For intermittent weld designs

The minimum space between the surfaces of the two components shall be at least 2.5mm. 

This ensures:

a. The overlapped area is self-venting.

b. Avoids pre-treatment solutions being trapped in the gaps during the galvanizing process and seeping out over time.

c. Allows all surfaces to be galvanized.

Figure DN30: Overlapping surfaces
Figure DN31: Overlapping sections
Figure DN32: Large overlapping areas
Figure DN33: Overlapping areas – Venting unsatisfactory

Overlapped surface venting

Spacings less than 2.5 mm will restrict the flow of pre-treatment fluids and prevent the effective flow of zinc into and out of the crevice, resulting in uncoated areas. For this reason, spacings between overlapped surfaces less than 2.5 mm should be designed with fully sealed welds when the overlap is small, or with vented overlaps as per Table 1 and Figure DN23. 

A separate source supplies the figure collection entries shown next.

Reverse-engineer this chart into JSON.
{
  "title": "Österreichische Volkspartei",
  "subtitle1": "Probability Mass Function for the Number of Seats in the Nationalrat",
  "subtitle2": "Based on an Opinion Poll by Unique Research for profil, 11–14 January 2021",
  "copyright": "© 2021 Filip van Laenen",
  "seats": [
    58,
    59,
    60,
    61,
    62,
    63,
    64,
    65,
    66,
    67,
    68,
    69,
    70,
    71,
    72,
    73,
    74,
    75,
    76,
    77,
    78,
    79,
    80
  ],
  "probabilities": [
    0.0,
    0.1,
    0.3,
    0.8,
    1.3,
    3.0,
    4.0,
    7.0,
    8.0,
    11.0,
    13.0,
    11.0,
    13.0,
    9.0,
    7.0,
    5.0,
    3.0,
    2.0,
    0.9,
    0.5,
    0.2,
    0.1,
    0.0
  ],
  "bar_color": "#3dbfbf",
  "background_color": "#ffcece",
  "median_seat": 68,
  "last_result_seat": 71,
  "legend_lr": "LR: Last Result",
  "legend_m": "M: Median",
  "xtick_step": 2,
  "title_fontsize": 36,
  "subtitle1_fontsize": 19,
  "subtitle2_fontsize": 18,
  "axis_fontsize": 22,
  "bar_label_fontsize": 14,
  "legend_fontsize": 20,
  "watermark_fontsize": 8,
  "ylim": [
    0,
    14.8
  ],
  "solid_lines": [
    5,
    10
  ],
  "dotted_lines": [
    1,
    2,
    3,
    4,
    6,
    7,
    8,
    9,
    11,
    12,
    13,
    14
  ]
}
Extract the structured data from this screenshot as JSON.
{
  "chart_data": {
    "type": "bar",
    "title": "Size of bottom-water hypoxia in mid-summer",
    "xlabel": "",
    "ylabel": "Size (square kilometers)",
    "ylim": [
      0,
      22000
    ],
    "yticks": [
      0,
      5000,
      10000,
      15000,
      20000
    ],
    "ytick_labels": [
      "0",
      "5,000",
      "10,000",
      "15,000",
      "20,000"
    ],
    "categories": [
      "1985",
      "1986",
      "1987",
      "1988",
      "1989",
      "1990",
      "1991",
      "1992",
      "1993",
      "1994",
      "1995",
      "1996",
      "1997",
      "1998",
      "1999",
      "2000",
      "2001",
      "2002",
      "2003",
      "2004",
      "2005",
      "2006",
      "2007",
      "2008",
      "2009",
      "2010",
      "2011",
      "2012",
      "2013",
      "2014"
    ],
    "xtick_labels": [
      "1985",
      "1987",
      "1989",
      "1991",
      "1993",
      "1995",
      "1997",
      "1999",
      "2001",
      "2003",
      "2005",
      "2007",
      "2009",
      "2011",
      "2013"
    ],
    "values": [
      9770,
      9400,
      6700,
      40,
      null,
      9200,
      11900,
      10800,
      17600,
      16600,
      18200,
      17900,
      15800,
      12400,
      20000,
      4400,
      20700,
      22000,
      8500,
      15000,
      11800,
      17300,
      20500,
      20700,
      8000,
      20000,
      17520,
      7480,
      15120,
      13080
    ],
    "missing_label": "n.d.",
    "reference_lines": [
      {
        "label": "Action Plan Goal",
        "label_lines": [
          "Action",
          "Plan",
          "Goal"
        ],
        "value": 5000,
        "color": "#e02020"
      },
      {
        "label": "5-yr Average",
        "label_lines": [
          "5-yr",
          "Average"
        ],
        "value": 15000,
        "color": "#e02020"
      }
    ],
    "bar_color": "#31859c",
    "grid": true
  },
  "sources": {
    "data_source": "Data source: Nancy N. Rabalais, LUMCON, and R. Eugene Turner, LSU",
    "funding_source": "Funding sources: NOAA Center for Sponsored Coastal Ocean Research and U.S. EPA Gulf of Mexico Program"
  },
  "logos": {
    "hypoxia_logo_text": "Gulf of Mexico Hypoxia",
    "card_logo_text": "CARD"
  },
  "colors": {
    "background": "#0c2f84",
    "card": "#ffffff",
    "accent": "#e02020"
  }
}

Figure DN23: Overlapped surfaces larger than 10,000 mm2 require venting.
Table 1: Recommendations for minimum actions at areas of overlap.

Area of Overlap

Recommended Action

Up to 10,000 mm2

Fully sealed weld

10,000 to 100,000 mm2

In diagonally opposite positions, either

2 × ≥ Ø12 mm holes at the corners, or

2 × ≥ 25 mm intermittent welds at the corners

100,000 to 250,000 mm2

Either

4 × ≥ Ø12 mm holes at corners, or

4 × ≥ 25 mm intermittent welds at the corners

≥ 250,000 mm2

In diagonally opposite positions, either

≥ Ø20 mm holes at corners and progressively placed at least every 250,000 mm2, or

≥ 25 mm intermittent welds at the corners and progressively placed at least every
300 mm from the corners

The hole size for venting and draining must be at least the thickness of the steel. In other words, if the overlapping plate is 15 mm thick, then the minimum holes size is Ø15 mm.